Wheat dwarf virus

Virus classification
- (unranked): Virus
- Realm: Monodnaviria
- Kingdom: Shotokuvirae
- Phylum: Cressdnaviricota
- Class: Repensiviricetes
- Order: Geplafuvirales
- Family: Geminiviridae
- Genus: Mastrevirus
- Species: Mastrevirus hordei

= Wheat dwarf virus =

Pathogenic plant virus

Wheat dwarf virus (WDV) is a plant pathogenic virus in the family Geminiviridae. The two isolates of WDV affect wheat and barley. It is spread by the leafhopper Psammotettix alienus.

== Hosts and symptoms ==
There are two main types of strains of WDV, which can be distinguished by their host preference for either wheat (Triticum aestivum) or barley (Hordeum vulgare). WDV can cause a range of symptoms in their host plant that are both localized and systemic. For example, the growth of the plant can be stunted, appearing bush-like. The plant can have fewer tillers (stems produced by grass) and leaves than normally observed. Small parts of the leaf may also be affected by chlorosis, which can eventually take over the entire leaf. The number of spikes on the plant may be reduced or existing ones may be stunted. WDV is transmitted by leafhoppers, which suck phloem sap from the vegetative sections of wheat with their mouthparts, passing on the virus. This is a circulative, non-propagative transmission process.

== Importance ==
About 10,000 years ago, wheat became a domesticated crop in Europe. However, during the domestication process, some traits of wheat which occurred in the wild ancestors were lost. Therefore, diseases including those caused by WDV have been detrimental occurrences in the past century in several European countries. In Sweden, characteristics symptoms for wheat dwarf were detected and seemed to be identical to symptoms of a disease called Slidsjuka, which was found in the early 1900s. Slidsjuka destroyed numerous wheat fields and had not been an issue since the 1940s, until it was recently identified as WDV. Wheat dwarf has led to large crop yields losses of up to 75% on major wheat fields throughout Europe. It has been shown that up to 50% of winter wheat in one field can be infected by WDV during the summer in Sweden. The recent causes of increased prevalence of wheat dwarf have been found to be a result of changing agricultural practices that have been favorable for the disease. An agricultural practice used recently to control the disease has been chemical insecticides, which target the vector in autumn.
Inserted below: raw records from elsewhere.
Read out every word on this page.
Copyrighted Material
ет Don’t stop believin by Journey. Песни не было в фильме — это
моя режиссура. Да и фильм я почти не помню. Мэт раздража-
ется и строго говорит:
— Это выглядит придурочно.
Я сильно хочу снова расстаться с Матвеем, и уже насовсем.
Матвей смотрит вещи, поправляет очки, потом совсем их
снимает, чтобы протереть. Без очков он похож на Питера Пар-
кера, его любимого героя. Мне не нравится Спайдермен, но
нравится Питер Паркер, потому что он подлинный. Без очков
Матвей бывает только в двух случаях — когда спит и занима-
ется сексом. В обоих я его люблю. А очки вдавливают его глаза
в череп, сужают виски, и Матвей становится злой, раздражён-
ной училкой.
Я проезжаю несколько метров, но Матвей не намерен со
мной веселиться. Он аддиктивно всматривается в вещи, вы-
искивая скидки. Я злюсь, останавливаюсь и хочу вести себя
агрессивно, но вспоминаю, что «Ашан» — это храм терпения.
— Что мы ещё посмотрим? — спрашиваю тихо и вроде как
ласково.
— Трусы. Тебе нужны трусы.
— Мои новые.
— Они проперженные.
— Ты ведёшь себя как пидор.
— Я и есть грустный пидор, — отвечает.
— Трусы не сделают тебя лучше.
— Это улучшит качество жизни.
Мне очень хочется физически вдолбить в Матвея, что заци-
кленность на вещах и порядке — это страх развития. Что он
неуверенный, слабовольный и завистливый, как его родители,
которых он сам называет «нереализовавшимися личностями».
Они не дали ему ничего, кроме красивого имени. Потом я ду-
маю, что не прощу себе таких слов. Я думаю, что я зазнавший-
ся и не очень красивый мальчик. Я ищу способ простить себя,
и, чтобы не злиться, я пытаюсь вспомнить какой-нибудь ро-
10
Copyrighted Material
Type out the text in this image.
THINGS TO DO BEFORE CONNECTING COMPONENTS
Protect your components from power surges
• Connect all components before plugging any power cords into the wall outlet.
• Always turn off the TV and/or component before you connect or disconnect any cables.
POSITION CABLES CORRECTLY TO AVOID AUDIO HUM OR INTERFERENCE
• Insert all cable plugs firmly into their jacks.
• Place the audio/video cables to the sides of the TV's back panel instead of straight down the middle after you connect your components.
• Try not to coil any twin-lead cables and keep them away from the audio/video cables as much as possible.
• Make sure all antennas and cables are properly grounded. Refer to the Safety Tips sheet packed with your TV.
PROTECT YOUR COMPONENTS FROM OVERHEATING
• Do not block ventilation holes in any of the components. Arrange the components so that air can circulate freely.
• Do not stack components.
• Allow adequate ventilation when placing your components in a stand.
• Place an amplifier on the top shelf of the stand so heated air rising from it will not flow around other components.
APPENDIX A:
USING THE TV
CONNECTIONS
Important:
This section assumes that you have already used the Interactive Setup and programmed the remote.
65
Wheat cultivation for farmers in Sweden have been severely threatened by wheat dwarf. As climate change is becoming an increasingly large problem worldwide, the incidence of vector-transmitted viruses like WDV is becoming a more prominent problem.

== Management ==
Management and control of wheat dwarf focuses mainly on targeting the vector, leafhopper Psammotettix alienus. Although there are no biological controls for WDV, there are chemical controls that, when integrated with preventative measures, could have a large impact. Insecticides are one source of chemical control, but they are only to be used when there are a large number of vector insects found within the plant. These insecticides can be used in the fall when winter wheat and barley begin to emerge because primary infection occurs via adults feeding at this time. Spraying of insecticides again in the spring can also be done as adult vectors cause secondary spread of the virus. Another way to control the virus is by treating seeds with imidacloprid. Treating the wheat plant itself with pyrethroid can help to avoid the transmission of the virus.

Preventative measures are also very important to stop the development of WDV. For example, using more resistant varieties, like Banquet, can make the effects of the virus less dramatic. Destroying infected plant material can help stop the proliferation of the leafhopper.